National | Par La rédaction

Les forêts françaises en souffrance climatique et sanitaire

L’Institut national de l’information géographique et forestière (IGN) a publié mi-octobre son inventaire forestier national* pour l’année 2025. Si la forêt se régénère de manière naturelle, elle peine à préserver sa précieuse ressource en bois.

© iStock-olrat

La forêt française se porte moins bien qu’il n’y parait selon l’IGN qui a dressé un bilan inquiétant de l’année écoulée. Selon l’établissement public, la mortalité annuelle des arbres a augmenté de 0,5 % en 2024 à 0,6 % en 2026. Cela peut paraître peu mais le volume représente tout de même presque 17 millions de mètres de cubes (Mm3) par an, sur la période 2015-2023 « soit une mortalité 2,3 fois supérieure à celle de la période 2005-2013 », indique le rapport. Les deux causes principales sont le changement climatique et les attaques sanitaires, la seconde étant la conséquence de la première.

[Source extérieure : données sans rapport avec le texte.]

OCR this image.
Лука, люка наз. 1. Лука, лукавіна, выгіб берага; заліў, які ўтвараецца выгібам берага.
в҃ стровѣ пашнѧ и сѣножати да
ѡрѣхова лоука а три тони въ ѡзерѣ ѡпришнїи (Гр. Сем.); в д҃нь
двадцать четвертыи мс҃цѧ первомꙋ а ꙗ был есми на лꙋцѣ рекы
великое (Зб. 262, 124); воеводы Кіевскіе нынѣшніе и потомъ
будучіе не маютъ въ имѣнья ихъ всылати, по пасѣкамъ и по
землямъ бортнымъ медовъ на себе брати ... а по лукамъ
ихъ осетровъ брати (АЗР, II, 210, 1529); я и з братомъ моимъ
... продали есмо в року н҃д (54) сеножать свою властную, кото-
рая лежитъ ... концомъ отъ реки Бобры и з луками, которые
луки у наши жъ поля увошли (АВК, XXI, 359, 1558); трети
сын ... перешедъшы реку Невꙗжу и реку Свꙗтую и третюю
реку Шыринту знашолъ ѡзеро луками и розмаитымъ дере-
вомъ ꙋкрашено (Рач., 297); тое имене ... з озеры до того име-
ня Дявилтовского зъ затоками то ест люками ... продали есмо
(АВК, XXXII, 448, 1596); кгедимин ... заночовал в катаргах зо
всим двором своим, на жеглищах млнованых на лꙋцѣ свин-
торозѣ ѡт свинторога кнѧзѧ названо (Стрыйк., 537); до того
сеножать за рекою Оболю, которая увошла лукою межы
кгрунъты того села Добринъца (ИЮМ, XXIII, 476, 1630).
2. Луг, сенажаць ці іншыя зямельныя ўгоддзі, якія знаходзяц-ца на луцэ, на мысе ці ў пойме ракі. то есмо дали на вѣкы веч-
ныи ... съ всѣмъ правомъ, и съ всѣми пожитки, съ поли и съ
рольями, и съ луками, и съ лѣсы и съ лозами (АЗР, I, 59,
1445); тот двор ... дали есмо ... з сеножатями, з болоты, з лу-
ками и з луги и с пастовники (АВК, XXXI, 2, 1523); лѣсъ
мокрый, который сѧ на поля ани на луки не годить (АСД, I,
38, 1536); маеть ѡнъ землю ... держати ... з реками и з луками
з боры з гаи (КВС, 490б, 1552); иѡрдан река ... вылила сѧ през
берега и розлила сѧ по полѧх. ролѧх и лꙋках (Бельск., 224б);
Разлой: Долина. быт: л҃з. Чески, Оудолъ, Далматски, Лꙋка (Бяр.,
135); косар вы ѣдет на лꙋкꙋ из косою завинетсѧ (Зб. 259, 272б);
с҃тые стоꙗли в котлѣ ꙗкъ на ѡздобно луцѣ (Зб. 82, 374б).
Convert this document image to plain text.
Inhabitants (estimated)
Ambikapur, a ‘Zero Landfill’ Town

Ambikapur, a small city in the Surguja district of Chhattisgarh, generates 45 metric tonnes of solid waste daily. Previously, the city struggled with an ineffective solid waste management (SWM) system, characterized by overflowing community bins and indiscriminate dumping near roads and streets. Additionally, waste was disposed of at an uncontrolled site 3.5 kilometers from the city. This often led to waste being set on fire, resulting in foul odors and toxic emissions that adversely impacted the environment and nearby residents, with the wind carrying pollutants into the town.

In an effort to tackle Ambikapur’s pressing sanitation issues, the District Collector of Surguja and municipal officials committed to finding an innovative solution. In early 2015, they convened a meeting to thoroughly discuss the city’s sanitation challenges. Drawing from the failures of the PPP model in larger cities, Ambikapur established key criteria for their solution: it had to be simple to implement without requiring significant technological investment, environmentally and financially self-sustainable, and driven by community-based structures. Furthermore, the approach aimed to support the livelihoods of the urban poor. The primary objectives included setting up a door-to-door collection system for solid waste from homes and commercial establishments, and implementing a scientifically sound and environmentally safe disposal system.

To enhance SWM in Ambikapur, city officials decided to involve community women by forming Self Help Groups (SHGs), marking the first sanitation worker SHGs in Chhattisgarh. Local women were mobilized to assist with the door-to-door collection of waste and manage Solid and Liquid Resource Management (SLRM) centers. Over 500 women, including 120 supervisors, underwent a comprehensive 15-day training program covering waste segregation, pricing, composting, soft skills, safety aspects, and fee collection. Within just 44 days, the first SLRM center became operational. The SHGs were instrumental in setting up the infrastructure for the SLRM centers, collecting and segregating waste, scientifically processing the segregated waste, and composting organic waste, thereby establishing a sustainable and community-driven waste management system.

« Les écosystèmes forestiers évoluent sous l’effet du changement climatique, parfois de manière lente et diffuse (dépérissement, changement des pratiques sylvicoles…), parfois de manière rapide et massive (épidémies, tempêtes, incendies…) », note l’étude de l’IGN dans le rapport. Antoine Colin, coordinateur de l’observatoire des forêts de l’établissement public, résume la menace qui pèse sur ces écosystèmes. « Aujourd’hui dans la forêt française, un arbre sur 20 est mort ». Cette perte peut-elle remettre en cause la superficie globale des forêts ? Pas dans l’immédiat car la forêt qui couvrait près de 10 Mha en 1908, s’étend aujourd’hui sur 17,6 Mha. Et elle progresse d’environ 50 000 ha par an. « L’exode rural, les révolutions agricoles et industrielles, le boisement des terres soutenu par le Fonds forestier national (1947-1999 : 2 millions d’hectares boisés ou reboisés) et la poursuite des reboisements en montagne ont grandement contribué à cette expansion d’après-guerre », explique l’IGN.

39 mégatonnes de CO2

Les propriétaires forestiers (propriétaires privés, communes, Etat, sociétés privées…) sont exposés aux incendies. Leur fréquence ainsi que le nombre moyen des hectares brûlés a augmenté depuis le début du XXIe siècle. Selon Copernicus, plus de 36 000 ha sont partis en fumée en 2025 en France. L’année la plus calme sur le front des incendies en France a été 2013 avec 891 ha brûlés, la plus intense en 2022 avec 66 337 ha. Or perdre des arbres, c’est se priver d’un puissant capteur de carbone. « Chaque hectare de forêt contient aujourd’hui en moyenne 82 tonnes de carbone dans ses arbres vivants, à comparer aux 73 tonnes en moyenne en 2009 », souligne le rapport.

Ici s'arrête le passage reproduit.